Harry confuso presumiu que havia algo realmente de errado, a coruja estava agitada mais que o habitual e estava  falando coisa com coisa, e além do mais ninguém estava atrás dele, nenhuma presença mágica era detectada. Não poderia ser os comensais pois esse lugar era isolado até para Voldemort o encontrar. 


Enquanto corria com Arquimedes voando ao seu lado, o chão estremecia fazendo rachaduras se formarem no piso rústico.


Sentia os corredores da mansão se fechando a sua volta, estava em um verdadeiro labirinto.


-Não sente falta de nada meu querido Harry?...ou melhor, de alguém !


Aquela voz grossa ecoou pelos seus ouvidos e flash invadiram sua memória com imagens distorcidas.


Snape...


A quanto tempo não pensava naquele homem de cabelos negros e sedosos?


Jogado pelo chão como qualquer escória , ele estava acorrentado como um cão sarnento. 


Seu Snape...


Sua alma gêmea...


Seu igual morto e decepado...


E então viu um ser que jamais esqueceria diante do seu amado.


Um ser humanoide e colossal , com quatro longos braços e um único olho no centro, vermelho como o sangue de todas as vítimas que já consumiu.


Harry grita em agonia caindo de joelhos no chão.


Sua mente nunca o trairia assim. Snape estava vivo! Tinta certeza disso.


Tentou a todo custo afastar aquelas imagens da sua cabeça , mas aquela criatura se aproximava cada vez mais dele em sua cabeça . E então ele abre suas esmeraldas, não era imagens e sim aquela anomalia estava parado diante dele.


Com um rugido o monstro tenta agarrar Harry com uma das mãos, porém o mesmo desvia se levantando depressa correndo a todo custo. Feitiços eram lançados contra aquela criatura porém não surgia efeito.

 

Quanto mais ele corria mais passos pesados ele ouvia. 

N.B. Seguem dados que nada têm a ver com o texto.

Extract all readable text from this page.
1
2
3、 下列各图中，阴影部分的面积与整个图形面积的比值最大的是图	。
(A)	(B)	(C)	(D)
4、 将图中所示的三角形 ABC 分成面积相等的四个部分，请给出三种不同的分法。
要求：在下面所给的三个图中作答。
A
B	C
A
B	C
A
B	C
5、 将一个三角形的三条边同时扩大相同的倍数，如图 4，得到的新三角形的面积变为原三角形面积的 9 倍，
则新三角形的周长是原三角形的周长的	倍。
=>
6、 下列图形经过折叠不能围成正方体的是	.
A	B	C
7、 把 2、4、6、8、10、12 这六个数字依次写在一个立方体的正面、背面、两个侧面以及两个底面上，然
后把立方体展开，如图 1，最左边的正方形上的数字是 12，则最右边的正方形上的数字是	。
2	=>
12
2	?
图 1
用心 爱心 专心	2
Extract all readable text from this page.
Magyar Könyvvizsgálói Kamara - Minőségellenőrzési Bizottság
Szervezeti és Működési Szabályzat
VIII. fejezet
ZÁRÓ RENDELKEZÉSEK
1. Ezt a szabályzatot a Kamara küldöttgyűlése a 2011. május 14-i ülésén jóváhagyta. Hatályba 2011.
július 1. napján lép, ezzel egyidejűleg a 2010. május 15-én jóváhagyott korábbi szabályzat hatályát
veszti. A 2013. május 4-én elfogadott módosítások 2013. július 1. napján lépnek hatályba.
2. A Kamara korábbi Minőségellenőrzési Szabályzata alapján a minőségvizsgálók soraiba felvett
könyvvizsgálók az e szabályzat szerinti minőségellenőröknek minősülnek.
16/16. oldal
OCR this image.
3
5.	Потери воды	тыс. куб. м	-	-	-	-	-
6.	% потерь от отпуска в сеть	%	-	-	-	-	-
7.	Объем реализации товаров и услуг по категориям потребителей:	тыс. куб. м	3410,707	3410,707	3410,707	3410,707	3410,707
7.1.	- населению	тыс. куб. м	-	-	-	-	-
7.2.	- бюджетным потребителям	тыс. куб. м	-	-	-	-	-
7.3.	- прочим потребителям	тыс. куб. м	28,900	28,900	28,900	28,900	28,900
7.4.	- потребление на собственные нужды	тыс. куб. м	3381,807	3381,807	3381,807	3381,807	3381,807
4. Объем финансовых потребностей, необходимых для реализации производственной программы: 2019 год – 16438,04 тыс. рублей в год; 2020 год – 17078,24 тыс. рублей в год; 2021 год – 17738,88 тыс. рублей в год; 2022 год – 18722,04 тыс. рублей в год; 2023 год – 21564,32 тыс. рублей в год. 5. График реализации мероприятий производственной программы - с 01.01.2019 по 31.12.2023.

Mesas, quadros , vasos, tudo que estava a sua volta naquele labirinto de corredor estava sendo chocado contra o chão , estilhaçados pelo ser. 


Não conseguiu evitar o grito de medo ao sentir uma mesinha de centro sendo jogada contra a parede ao seu lado, estava em frenesi pois magia não funcionava com o monstrengo, e sua mente tentava trabalhar em uma rota de fuga a todo custo.


Estava ao ponto de chorar ao cogitar em ser morto com uma esmagada daquelas mãos ou sofrer drasticamente ao ser acertado por um dos objetos que estavam sendo lançados.


Harry respirou fundo enquanto seus batimentos cardíacos se desregulavam a cada passo corrido que dava sentindo suas pernas cansadas já fraquejando, até que tudo estava quieto novamente, sentiu braços fortes rodearem sua cintura e a brisa da tarde batendo contra seu rosto.


Não sentia o chão sob seus pés e sim como se estivesse dançando nas nuvens, só sentia o vento puro da natureza invadindo seu olfato.


Estou morto? 


Pensou.


Apesar disso não estava sentindo nenhuma dor.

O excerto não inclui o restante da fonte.